In an action to recover damages for personal injuries, the plaintiff appeals from an order of the Supreme Court, Queens County (Rosengarten, J.), dated May 11, 2006, which granted that branch of the defendant's motion which was for summary judgment dismissing the complaint.

ORDERED that the order is reversed, on the law, with costs, and that branch of the defendant's motion which was for summary judgment dismissing the complaint is denied.

 “ ‘A defendant who moves for summary judgment in a slip-and-fall case has the initial burden of making a prima facie showing that it neither created the hazardous condition nor had actual or constructive notice of its existence for a sufficient length of time to discover and remedy it’ ” (Ulu v. ITT Sheraton Corp., 27 A.D.3d 554, 813 N.Y.S.2d 441, quoting Curtis v. Dayton Beach Park No. 1 Corp., 23 A.D.3d 511, 806 N.Y.S.2d 664;  see Roethgen v. AMF Babylon Lanes, 30 A.D.3d 398, 816 N.Y.S.2d 568;  Yioves v. T.J. Maxx, Inc., 29 A.D.3d 572, 815 N.Y.S.2d 119;  Daniels v. Brisbane Leasing Ltd. Partnership, 24 A.D.3d 409, 804 N.Y.S.2d 925).   Only after the movant has satisfied this threshold burden will the court examine the sufficiency of the plaintiff's opposition (see Winegrad v. New York Univ. Med. Ctr., 64 N.Y.2d 851, 853, 487 N.Y.S.2d 316, 476 N.E.2d 642;  Yioves v. T.J. Maxx, Inc., supra at 573, 815 N.Y.S.2d 119).

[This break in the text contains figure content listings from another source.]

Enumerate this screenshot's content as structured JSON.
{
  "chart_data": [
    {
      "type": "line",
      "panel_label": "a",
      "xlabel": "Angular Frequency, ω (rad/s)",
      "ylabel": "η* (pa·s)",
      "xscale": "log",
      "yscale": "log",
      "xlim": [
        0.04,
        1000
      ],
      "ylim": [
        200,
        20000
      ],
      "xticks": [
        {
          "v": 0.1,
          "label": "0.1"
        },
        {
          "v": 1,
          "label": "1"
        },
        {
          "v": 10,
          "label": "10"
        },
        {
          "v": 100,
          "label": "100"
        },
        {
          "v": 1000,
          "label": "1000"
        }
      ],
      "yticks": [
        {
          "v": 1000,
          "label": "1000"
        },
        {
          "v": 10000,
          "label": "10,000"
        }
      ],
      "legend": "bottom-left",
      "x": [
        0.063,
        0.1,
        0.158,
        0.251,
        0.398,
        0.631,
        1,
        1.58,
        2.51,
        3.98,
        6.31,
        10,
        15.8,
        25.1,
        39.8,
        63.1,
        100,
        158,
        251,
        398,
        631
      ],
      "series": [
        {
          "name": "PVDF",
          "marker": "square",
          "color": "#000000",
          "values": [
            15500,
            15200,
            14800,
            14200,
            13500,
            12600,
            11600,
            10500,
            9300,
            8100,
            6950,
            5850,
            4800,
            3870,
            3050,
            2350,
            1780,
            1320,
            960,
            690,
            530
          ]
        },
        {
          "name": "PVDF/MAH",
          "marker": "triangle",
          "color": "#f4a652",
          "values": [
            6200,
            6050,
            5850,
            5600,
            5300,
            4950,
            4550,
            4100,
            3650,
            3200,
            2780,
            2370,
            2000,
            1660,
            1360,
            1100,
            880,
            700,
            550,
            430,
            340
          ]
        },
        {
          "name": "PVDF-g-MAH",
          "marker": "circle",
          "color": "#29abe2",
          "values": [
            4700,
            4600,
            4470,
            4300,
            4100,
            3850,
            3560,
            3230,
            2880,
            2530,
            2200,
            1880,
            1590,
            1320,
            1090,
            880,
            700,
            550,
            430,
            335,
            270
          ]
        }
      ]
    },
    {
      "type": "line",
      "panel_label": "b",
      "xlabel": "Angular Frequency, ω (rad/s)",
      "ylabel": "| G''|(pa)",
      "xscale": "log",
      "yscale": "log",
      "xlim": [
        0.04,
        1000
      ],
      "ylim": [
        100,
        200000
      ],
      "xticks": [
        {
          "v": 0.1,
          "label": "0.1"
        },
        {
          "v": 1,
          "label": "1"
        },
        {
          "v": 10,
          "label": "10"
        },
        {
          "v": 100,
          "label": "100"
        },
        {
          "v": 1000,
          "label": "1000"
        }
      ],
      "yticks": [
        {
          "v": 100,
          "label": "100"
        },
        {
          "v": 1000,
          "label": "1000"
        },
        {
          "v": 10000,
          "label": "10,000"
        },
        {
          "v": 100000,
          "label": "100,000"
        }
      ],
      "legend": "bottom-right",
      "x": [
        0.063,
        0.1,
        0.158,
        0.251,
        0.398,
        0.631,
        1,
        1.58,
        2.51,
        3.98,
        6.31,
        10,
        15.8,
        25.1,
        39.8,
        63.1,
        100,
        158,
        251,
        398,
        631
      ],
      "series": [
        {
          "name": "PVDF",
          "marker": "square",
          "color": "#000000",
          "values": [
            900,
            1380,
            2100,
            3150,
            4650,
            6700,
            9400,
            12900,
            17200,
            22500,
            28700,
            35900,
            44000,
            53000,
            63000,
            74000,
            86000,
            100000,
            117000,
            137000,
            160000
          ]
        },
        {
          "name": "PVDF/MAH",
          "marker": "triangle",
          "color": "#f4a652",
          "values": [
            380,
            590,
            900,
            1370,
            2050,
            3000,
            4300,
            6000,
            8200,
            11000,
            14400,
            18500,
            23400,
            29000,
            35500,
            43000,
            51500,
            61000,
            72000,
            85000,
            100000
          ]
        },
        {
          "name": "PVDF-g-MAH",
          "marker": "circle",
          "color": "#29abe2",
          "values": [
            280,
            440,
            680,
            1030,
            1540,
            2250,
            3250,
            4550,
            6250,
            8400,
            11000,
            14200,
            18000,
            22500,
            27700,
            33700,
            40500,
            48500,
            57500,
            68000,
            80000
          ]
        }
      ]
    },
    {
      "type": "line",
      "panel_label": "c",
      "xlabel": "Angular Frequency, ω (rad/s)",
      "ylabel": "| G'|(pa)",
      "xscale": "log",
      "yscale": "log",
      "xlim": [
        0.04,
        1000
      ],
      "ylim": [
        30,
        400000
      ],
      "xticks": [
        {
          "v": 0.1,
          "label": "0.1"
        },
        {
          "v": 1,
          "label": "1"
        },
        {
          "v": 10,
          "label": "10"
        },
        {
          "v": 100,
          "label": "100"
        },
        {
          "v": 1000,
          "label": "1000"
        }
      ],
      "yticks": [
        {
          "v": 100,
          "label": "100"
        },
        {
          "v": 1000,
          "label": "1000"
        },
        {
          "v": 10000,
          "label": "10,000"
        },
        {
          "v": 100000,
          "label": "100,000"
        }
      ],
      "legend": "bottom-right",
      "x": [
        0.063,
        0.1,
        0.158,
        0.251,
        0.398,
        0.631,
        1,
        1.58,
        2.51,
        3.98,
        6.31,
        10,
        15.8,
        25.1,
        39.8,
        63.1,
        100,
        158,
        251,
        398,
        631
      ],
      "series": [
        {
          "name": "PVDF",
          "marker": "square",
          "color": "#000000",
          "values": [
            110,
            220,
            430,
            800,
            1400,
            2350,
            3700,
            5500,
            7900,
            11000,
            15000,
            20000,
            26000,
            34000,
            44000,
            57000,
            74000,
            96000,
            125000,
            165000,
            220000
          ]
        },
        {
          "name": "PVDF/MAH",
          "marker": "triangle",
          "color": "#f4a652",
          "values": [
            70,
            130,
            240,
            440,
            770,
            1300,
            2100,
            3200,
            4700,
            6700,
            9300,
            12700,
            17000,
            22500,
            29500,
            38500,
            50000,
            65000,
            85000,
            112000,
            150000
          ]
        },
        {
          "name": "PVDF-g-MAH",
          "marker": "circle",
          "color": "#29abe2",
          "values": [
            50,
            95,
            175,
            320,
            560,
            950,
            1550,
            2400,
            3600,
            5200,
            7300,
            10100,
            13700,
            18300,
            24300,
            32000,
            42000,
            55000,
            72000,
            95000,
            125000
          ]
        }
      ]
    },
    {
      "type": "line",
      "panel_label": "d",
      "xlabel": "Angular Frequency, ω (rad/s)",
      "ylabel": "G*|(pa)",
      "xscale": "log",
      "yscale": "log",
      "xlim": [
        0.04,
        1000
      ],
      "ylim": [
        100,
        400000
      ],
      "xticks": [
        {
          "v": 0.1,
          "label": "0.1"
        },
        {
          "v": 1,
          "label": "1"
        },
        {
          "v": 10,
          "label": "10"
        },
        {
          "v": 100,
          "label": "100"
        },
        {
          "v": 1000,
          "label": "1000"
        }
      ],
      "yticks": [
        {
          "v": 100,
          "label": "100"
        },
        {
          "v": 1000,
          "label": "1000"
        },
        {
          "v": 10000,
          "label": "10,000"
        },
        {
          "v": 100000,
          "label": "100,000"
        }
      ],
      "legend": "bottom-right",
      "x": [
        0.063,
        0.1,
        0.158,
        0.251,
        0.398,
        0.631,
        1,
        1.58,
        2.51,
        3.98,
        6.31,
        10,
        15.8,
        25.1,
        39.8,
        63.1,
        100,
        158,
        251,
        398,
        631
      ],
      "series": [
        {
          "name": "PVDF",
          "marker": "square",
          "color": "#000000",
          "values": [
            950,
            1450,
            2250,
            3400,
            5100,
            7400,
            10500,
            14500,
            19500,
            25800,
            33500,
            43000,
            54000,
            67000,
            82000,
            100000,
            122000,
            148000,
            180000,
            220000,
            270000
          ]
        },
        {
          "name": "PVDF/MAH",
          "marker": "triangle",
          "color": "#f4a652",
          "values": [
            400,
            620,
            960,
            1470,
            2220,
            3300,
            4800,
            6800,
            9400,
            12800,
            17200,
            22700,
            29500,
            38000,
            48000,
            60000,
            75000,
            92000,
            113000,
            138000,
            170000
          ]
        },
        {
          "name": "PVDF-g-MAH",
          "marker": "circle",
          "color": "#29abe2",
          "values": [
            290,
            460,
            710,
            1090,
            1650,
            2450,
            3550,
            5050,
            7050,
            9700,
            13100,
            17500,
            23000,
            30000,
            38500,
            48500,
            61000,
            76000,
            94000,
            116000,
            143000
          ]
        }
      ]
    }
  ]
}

 Here, the defendant failed to make a prima facie showing that it was entitled to judgment as a matter of law on the ground that it had no notice of the condition which allegedly caused the plaintiff's fall.   This burden cannot be satisfied merely by pointing out gaps in the plaintiff's case (see Cox v. Huntington Quadrangle No. 1 Co., 35 A.D.3d 523, 826 N.Y.S.2d 638;  Pearson v. Parkside Ltd. Liab. Co., 27 A.D.3d 539, 810 N.Y.S.2d 357;  South v. K-Mart Corp., 24 A.D.3d 748, 807 N.Y.S.2d 133;  Mondello v. DiStefano, 16 A.D.3d 637, 638, 792 N.Y.S.2d 177;  Surdo v. Albany Collision Supply, Inc., 8 A.D.3d 655, 779 N.Y.S.2d 544;  O'Leary v. Bravo Hylan, LLC, 8 A.D.3d 542, 778 N.Y.S.2d 700).

Accordingly, the Supreme Court should have denied that branch of the defendant's motion which was for summary judgment dismissing the complaint.